Глядя на обширную полосу белого дыма, расплывающуюся вдоль левого борта фрегата, Григорий почувствовал, как кожа на его лице натянулась от дурного предчувствия. Десяток девятифунтовых чугунных ядер вздыбил воду.

На реях «Святой Бригитты» взлетели дополнительные паруса. Шведский фрегат удалился немного под ветер, и сразу же по обе стороны его острого, как нож, форштевня взлетели седые усы. Корабль словно сорвался с места и пошел резать волну, с каждой секундой все быстрее и быстрее. В его высоко поднятом носу с двумя фигурами океанид[117] и в грозно наклоненных мачтах было что-то презрительное и жестокое.

– Все повадки хищника, а хо-ро-ош! – с восхищением цокнул языком Григорий и зло усмехнулся.

* * *

…Стриженая девка косы заплести не успела, как на опер-деке фрегата вразнобой загрохотали легкие пушки, на гон-деке зло рявкнула одна – тяжелая. Весь корпус парусника содрогался: теперь били орудия правого борта. Шведские ядра с дьявольским воем перелетали через бриг, одно ударило в корму «Виктории», бело-рыжее пламя опалило покинутую палубу, другое прогудело над разбитым фальшбортом и, прежде чем крик ужаса вырвался из глоток беглецов, разнесло вдребезги одну из трех шлюпок.
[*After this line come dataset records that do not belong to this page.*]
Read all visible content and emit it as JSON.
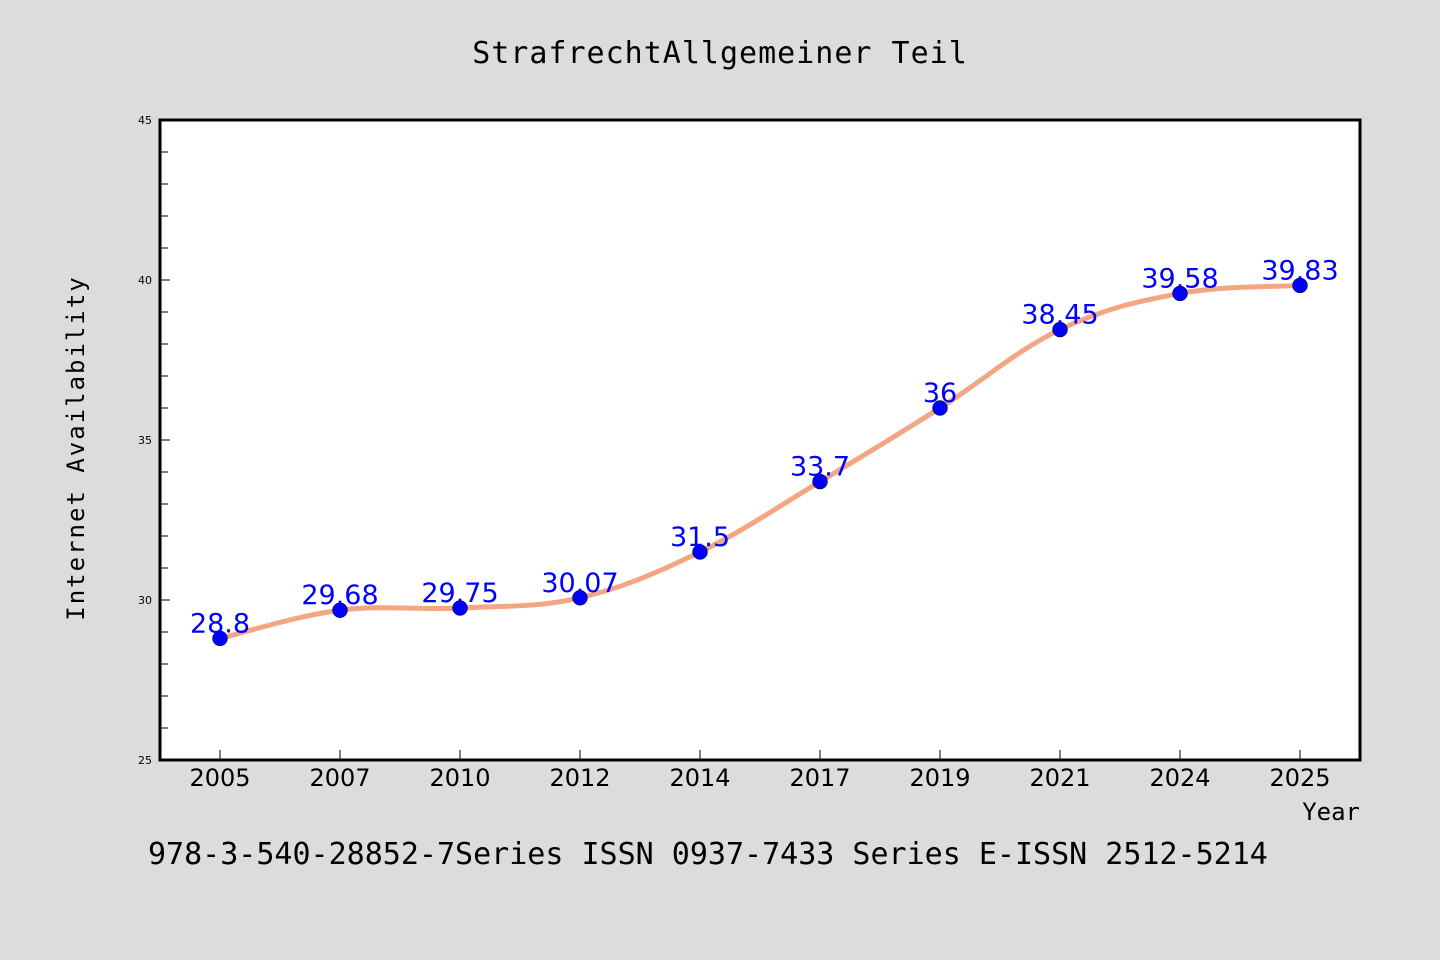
{
  "chart_data": {
    "type": "line",
    "title": "StrafrechtAllgemeiner Teil",
    "xlabel": "Year",
    "ylabel": "Internet Availability",
    "footer": "978-3-540-28852-7Series ISSN 0937-7433 Series E-ISSN 2512-5214",
    "categories": [
      "2005",
      "2007",
      "2010",
      "2012",
      "2014",
      "2017",
      "2019",
      "2021",
      "2024",
      "2025"
    ],
    "values": [
      28.8,
      29.68,
      29.75,
      30.07,
      31.5,
      33.7,
      36,
      38.45,
      39.58,
      39.83
    ],
    "data_labels": [
      "28.8",
      "29.68",
      "29.75",
      "30.07",
      "31.5",
      "33.7",
      "36",
      "38.45",
      "39.58",
      "39.83"
    ],
    "ylim": [
      25,
      45
    ],
    "yticks": [
      25,
      30,
      35,
      40,
      45
    ],
    "ytick_labels": [
      "25",
      "30",
      "35",
      "40",
      "45"
    ],
    "line_color": "#f4a582",
    "marker_color": "#0000ff",
    "label_color": "#0000ff",
    "grid": false,
    "background": "#dcdcdc",
    "plot_background": "#ffffff"
  }
}
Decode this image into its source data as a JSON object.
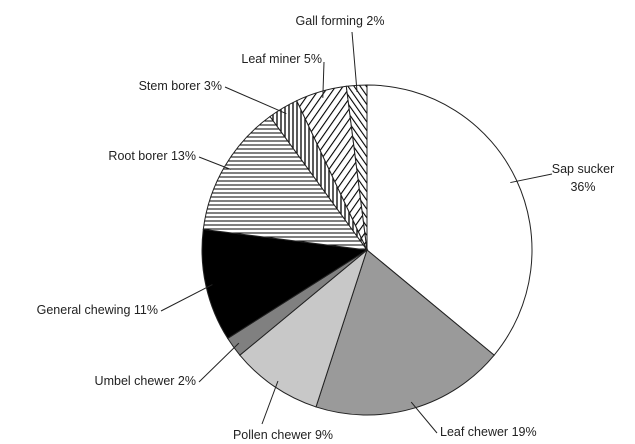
{
  "chart_data": {
    "type": "pie",
    "categories": [
      "Sap sucker",
      "Leaf chewer",
      "Pollen chewer",
      "Umbel chewer",
      "General chewing",
      "Root borer",
      "Stem borer",
      "Leaf miner",
      "Gall forming"
    ],
    "values": [
      36,
      19,
      9,
      2,
      11,
      13,
      3,
      5,
      2
    ],
    "value_labels": [
      "36%",
      "19%",
      "9%",
      "2%",
      "11%",
      "13%",
      "3%",
      "5%",
      "2%"
    ],
    "colors": [
      "#ffffff",
      "#9a9a9a",
      "#c8c8c8",
      "#808080",
      "#000000",
      "#ffffff",
      "#ffffff",
      "#ffffff",
      "#ffffff"
    ],
    "patterns": [
      "none",
      "none",
      "none",
      "none",
      "none",
      "horizontal",
      "vertical",
      "diagonal",
      "diagonal-back"
    ],
    "start_angle": 0,
    "direction": "clockwise"
  }
}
Обломки утлого суденышка вместе с кусками человеческой плоти с шумом разлетелись окрест, усеяв воду щепками и тряпьем. Тяжелая волна, кипя, прокатилась по разбитому лику воды. Всякая мелочь, все содержимое затонувшей шлюпки было вынесено наружу, вынырнуло на поверхность, исчезло, снова показалось и скрылось навсегда под саваном пены.